How Does Bridging Finance Work?
Bridging loans work almost in the same way as the other types of loans, but its process is a bit different:
- You apply for an amount you need to purchase a new property through this loan.
- The loan provider asks for some information about the property, such as its sale value.
- You have to provide proof that you are able to repay the loan. It is usually known as an exit strategy and usually consists of refinancing or property sale.
- The loan is secured against property, so if you are not able to repay the loan, the lender will repossess your property to get the loan amount.
Usually, there are two kinds of bridging loans UK – open and closed. An open bridging debt does not have any specific repayment date, while the closed one has a particular time frame.
When Do You Need A Bridging Loan?
Bridging loans can be useful in the following scenarios:
- When you are buying a new home but waiting for funds to become available by the sale of the old house.
- When there is a limited time opportunity like an auction, and you need quick funds.
- You have won a bid at auction and require funds to complete the payment.
Difference Between First And Second Charge Bridging Loan?
The charge on loan explains which lender or debt is paid first when a property is sold.

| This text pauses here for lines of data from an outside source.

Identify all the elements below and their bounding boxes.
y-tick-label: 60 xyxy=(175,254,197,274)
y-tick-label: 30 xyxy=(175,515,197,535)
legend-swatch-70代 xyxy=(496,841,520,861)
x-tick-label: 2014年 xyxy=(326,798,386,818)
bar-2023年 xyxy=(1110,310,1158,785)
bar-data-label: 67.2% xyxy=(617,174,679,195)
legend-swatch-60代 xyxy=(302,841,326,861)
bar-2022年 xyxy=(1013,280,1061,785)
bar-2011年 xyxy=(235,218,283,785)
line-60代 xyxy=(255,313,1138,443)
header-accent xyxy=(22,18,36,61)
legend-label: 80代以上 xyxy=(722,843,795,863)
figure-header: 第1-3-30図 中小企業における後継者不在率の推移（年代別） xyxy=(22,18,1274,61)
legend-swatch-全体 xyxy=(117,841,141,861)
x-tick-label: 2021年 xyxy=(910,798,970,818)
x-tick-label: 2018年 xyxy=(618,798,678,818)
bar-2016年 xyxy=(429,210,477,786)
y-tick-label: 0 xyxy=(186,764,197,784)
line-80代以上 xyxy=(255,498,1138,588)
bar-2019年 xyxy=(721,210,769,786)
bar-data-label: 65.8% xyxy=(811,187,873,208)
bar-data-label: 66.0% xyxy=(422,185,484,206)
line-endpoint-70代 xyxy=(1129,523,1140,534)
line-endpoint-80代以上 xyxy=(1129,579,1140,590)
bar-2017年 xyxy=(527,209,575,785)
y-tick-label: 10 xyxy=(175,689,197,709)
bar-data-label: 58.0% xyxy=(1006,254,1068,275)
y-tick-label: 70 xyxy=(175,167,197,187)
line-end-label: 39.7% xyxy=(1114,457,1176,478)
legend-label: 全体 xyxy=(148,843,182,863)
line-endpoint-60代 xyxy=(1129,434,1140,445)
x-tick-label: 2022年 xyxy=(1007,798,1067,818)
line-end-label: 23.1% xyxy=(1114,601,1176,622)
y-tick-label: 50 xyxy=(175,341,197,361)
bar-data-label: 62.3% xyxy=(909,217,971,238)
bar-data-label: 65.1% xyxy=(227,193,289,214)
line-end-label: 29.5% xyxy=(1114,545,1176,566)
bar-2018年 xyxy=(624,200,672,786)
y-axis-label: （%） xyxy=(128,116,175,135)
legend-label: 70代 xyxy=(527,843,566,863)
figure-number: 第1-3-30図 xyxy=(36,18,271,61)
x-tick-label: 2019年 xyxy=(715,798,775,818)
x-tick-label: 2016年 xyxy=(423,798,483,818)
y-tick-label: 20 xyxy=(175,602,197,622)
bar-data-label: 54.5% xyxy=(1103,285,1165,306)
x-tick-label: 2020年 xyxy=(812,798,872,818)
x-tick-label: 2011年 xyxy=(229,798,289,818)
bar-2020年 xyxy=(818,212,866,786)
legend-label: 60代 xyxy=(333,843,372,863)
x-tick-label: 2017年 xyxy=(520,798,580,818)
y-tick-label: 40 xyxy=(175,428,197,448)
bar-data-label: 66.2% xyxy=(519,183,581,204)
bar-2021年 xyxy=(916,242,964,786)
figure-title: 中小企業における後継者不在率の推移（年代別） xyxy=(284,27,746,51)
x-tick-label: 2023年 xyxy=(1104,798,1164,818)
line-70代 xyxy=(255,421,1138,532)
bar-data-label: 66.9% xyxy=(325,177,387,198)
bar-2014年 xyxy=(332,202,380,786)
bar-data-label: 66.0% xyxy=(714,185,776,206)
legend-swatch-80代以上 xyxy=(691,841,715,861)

If you already have a mortgage loans UK, it will take priority, and the bridging loan will become the second charge loan because it will be paid off after the mortgage.
A bridging loan is the first charge loan when you do not have any larger debt, and the money from the selling of old property goes straight to pay off the bridging finance.
How Much Can You Borrow?
The amount you can borrow through this type of debt varies from lender to lender. Typically, the smallest amount that you can take out is £25,000, and there is no upper limit. However, you can not take an amount more than the value of your property. It depends on your equity in the property you are using as security against the loan.
Due to the short-term nature of bridging finance, the interest rates are higher than the traditional mortgages and personal loans. In addition, lenders charge interest rates monthly, which bumps it up even more.
What Are The Risks?
Although bridging finance offers several benefits to the borrowers, it also has some risks that you should keep in mind before taking out a loan. The most significant risk is the risk of repossession. If you are not able to repay the loan amount, your lender has a right to sell your property to get the loan amount back. Another thing that you should remember is that you have to pay a higher interest rate than the mortgage and other property loans. Other than the interest rate, there are several additional fees that add up to your borrowing cost and make it an expensive way of borrowing. Bridging Loan Providers help you to understand the requirements.
Alternatives to Bridging Loan
Bridging finance may not suit everyone’s situation. However, there are many other options to borrow which are less risky.
You can get a mortgage on your second property. It may have a longer term, but it might be less expensive than bridging debt.
If you need a small amount of money, you can consider an unsecured personal loan since personal loans have annual interest rates so that you might have less expensive repayments.
Now that you know most about bridging finance, it can be easier for you to decide if it is a suitable choice for you or not.